CD244 is preferentially up-regulated on CD8⁺ T cells during active MTB infection, and blockade of CD244 signaling enhances production of IFN-γ and TNF-α by CD8⁺ T cells. (A) Representative flow cytometric dot plots show the ex vivo expression of CD244 on CD4⁺ and CD8⁺ T cells and CD3-CD56^Bright NK cells from one healthy control and one patient with active TB. Data were gated on CD3⁺CD4⁺, CD3⁺CD8⁺, and CD3-CD56^Bright. Percentages of CD244⁺ T (or NK) cells are shown in the upright quadruple in each dot plot. PBMCs were treated either with or without ex vivo restimulation with MTB lysates. (B) Pooled data show the percentages of CD244⁺CD4⁺ T cells, CD244⁺CD4⁺ T cells, or CD244⁺NK cells among total CD3⁺CD4⁺ T cells, CD3⁺CD8⁺ T cells, and NK cells (n = 15). Error bars represent SEM. (C) Representative CBA assays of a patient with active TB showing that treatment of anti-CD244 mAb induced significant increase of concentration of IFN-γ and TNF-α in culture supernatants of CD8⁺ T cells purified from PBMCs of patients with active TB. The red and green squares mark the TNF-α and IFN-γ, respectively.
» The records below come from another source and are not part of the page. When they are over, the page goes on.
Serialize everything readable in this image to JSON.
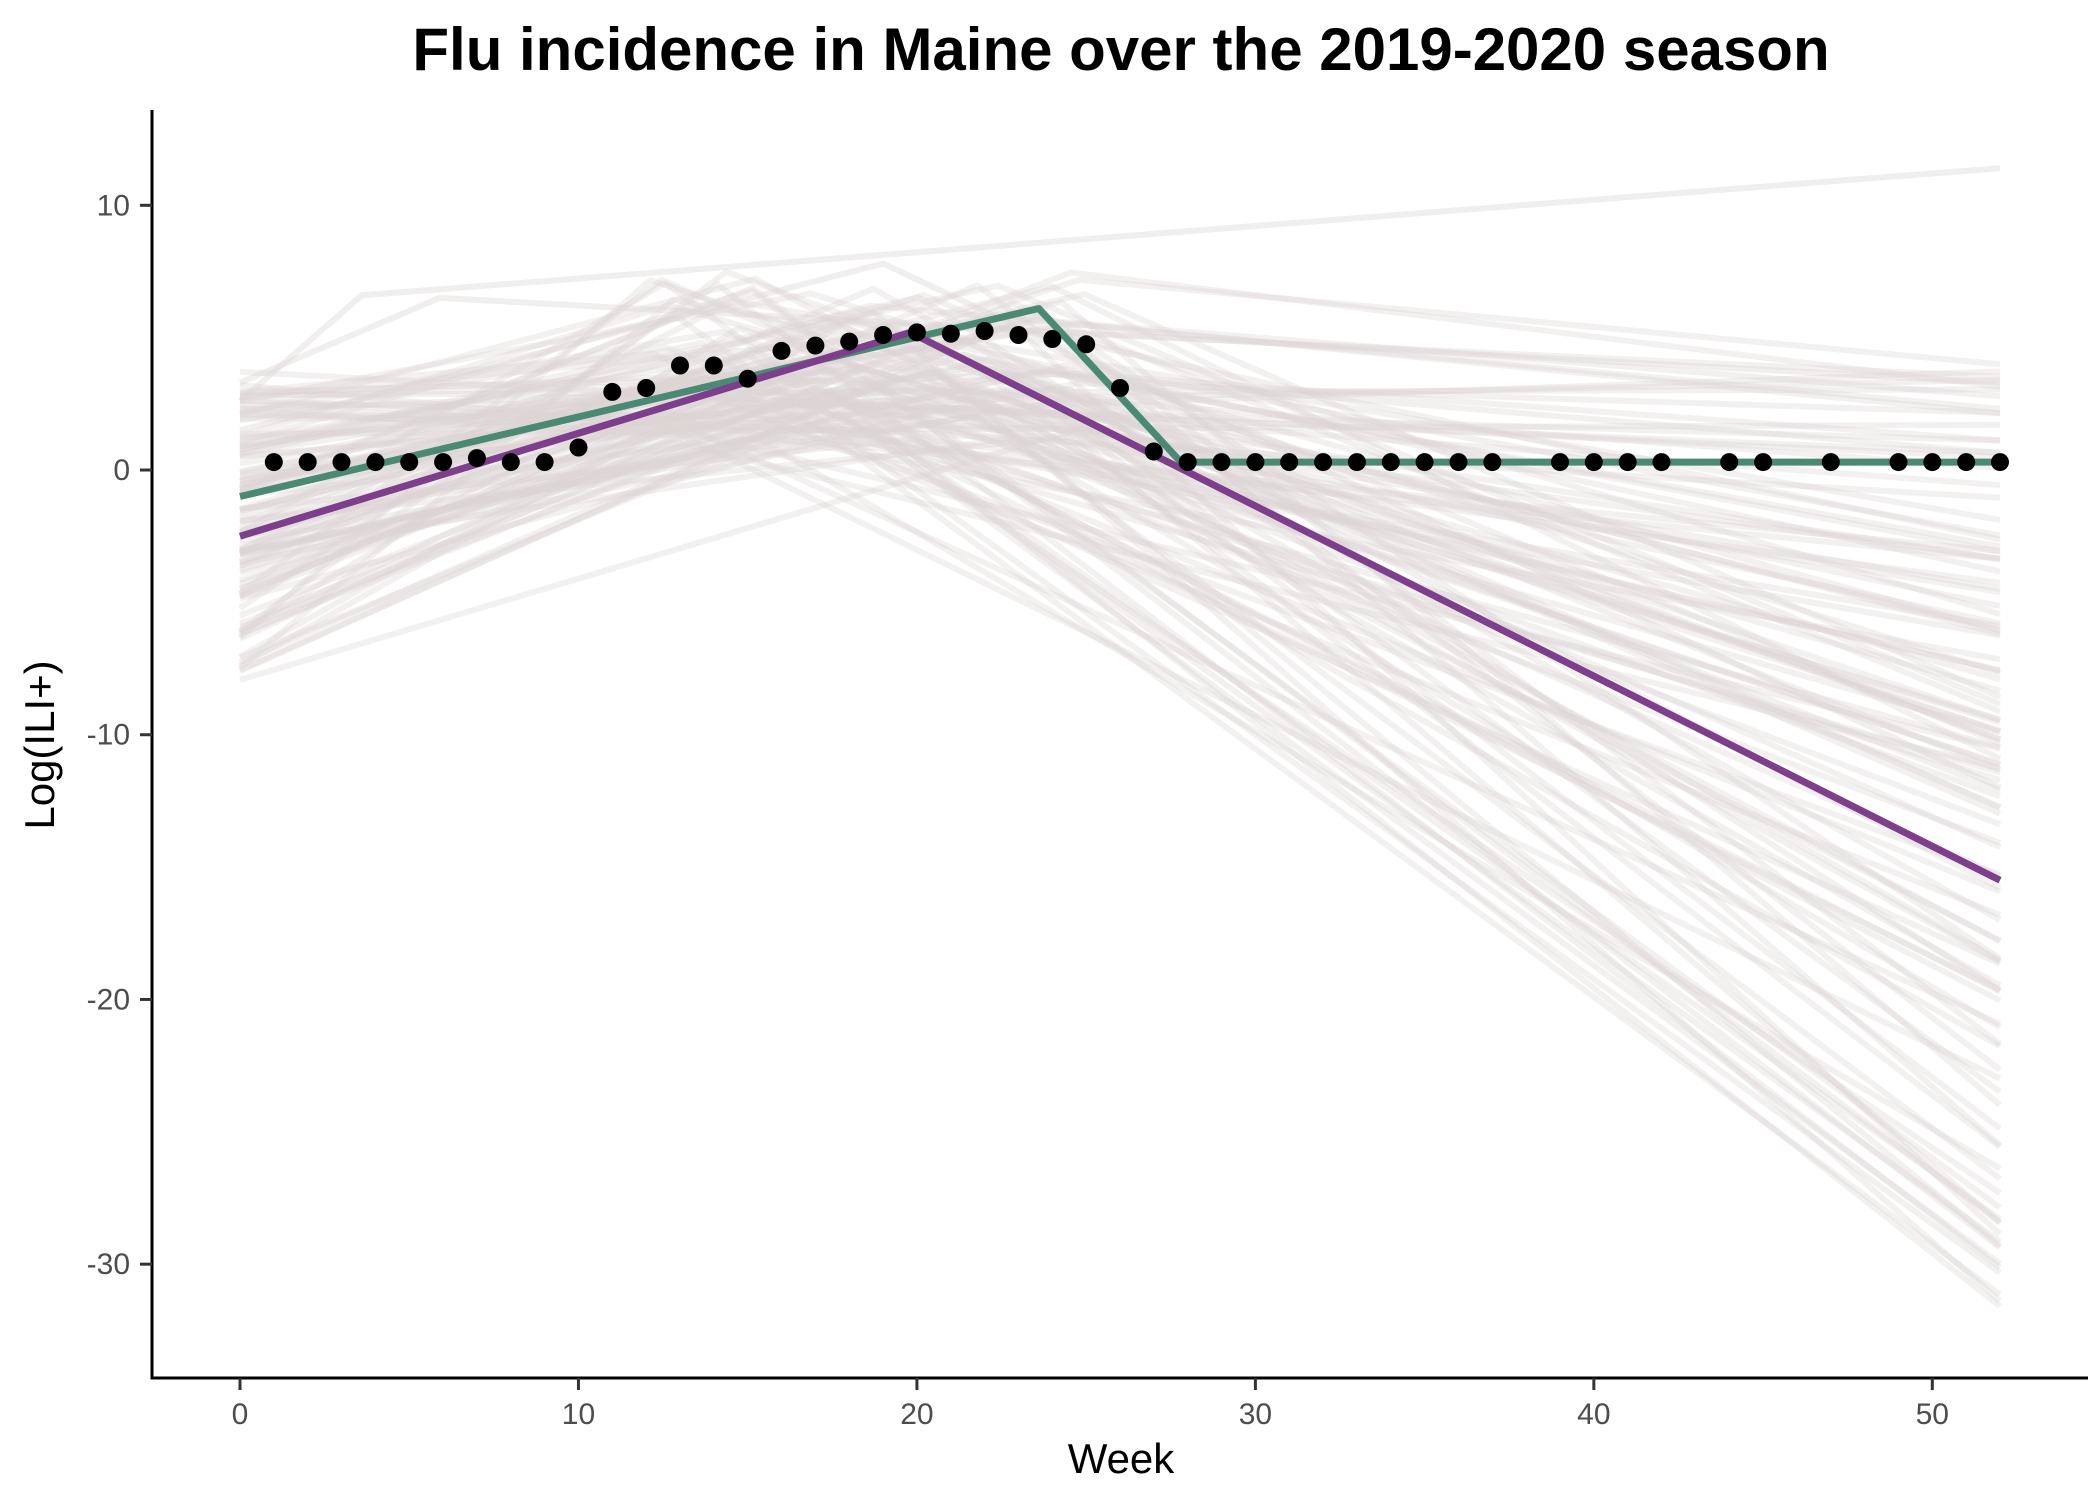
{
  "chart_data": {
    "type": "line",
    "title": "Flu incidence in Maine over the 2019-2020 season",
    "xlabel": "Week",
    "ylabel": "Log(ILI+)",
    "xlim": [
      -2.6,
      54.6
    ],
    "ylim": [
      -34.3,
      13.6
    ],
    "x_ticks": [
      0,
      10,
      20,
      30,
      40,
      50
    ],
    "y_ticks": [
      -30,
      -20,
      -10,
      0,
      10
    ],
    "x_tick_labels": [
      "0",
      "10",
      "20",
      "30",
      "40",
      "50"
    ],
    "y_tick_labels": [
      "-30",
      "-20",
      "-10",
      "0",
      "10"
    ],
    "grid": false,
    "legend": "none",
    "colors": {
      "observed": "#000000",
      "fit_primary": "#4a8a75",
      "fit_secondary": "#7d3f8c",
      "ensemble": "#ddd5d5"
    },
    "series": [
      {
        "kind": "points",
        "x": [
          1,
          2,
          3,
          4,
          5,
          6,
          7,
          8,
          9,
          10,
          11,
          12,
          13,
          14,
          15,
          16,
          17,
          18,
          19,
          20,
          21,
          22,
          23,
          24,
          25,
          26,
          27,
          28,
          29,
          30,
          31,
          32,
          33,
          34,
          35,
          36,
          37,
          39,
          40,
          41,
          42,
          44,
          45,
          47,
          49,
          50,
          51,
          52
        ],
        "values": [
          0.3,
          0.3,
          0.3,
          0.3,
          0.3,
          0.3,
          0.45,
          0.3,
          0.3,
          0.85,
          2.95,
          3.1,
          3.95,
          3.95,
          3.45,
          4.5,
          4.7,
          4.85,
          5.1,
          5.2,
          5.15,
          5.25,
          5.1,
          4.95,
          4.75,
          3.1,
          0.7,
          0.3,
          0.3,
          0.3,
          0.3,
          0.3,
          0.3,
          0.3,
          0.3,
          0.3,
          0.3,
          0.3,
          0.3,
          0.3,
          0.3,
          0.3,
          0.3,
          0.3,
          0.3,
          0.3,
          0.3,
          0.3
        ]
      },
      {
        "kind": "line",
        "x": [
          0,
          23.6,
          27.8,
          52
        ],
        "values": [
          -1.0,
          6.1,
          0.3,
          0.3
        ]
      },
      {
        "kind": "line",
        "x": [
          0,
          19.8,
          52
        ],
        "values": [
          -2.5,
          5.2,
          -15.5
        ]
      }
    ],
    "ensemble": {
      "count": 120,
      "x_start": 0,
      "x_end": 52,
      "start_range": [
        -8,
        4
      ],
      "peak_week_range": [
        12,
        25
      ],
      "peak_value_range": [
        1,
        7.5
      ],
      "end_range": [
        -32,
        4
      ],
      "outliers": [
        {
          "x": [
            0,
            3.6,
            52
          ],
          "values": [
            2.6,
            6.6,
            11.4
          ]
        },
        {
          "x": [
            0,
            5.9,
            52
          ],
          "values": [
            3.3,
            6.5,
            3.3
          ]
        },
        {
          "x": [
            0,
            19,
            52
          ],
          "values": [
            1.5,
            7.8,
            -12
          ]
        }
      ]
    }
  }
}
The dashed lines mark relative fluorescent intensity of TNF-α and IFN-γ. Treatment of anti-CD244 mAb increased the concentrations of TNF-α and IFN-γ (i.e., the fluorescent intensity of phycoerythrin (PE) increased, and squares shift toward right). (D–F) Pooled data show the concentrations of IFN-γ, TNF-α, and IL-6 in the presence of indicated antibody treatment (n = 7). *P < 0.05; **P < 0.01; NS, no statistical significance. Error bars represent SEM from three independent experiments.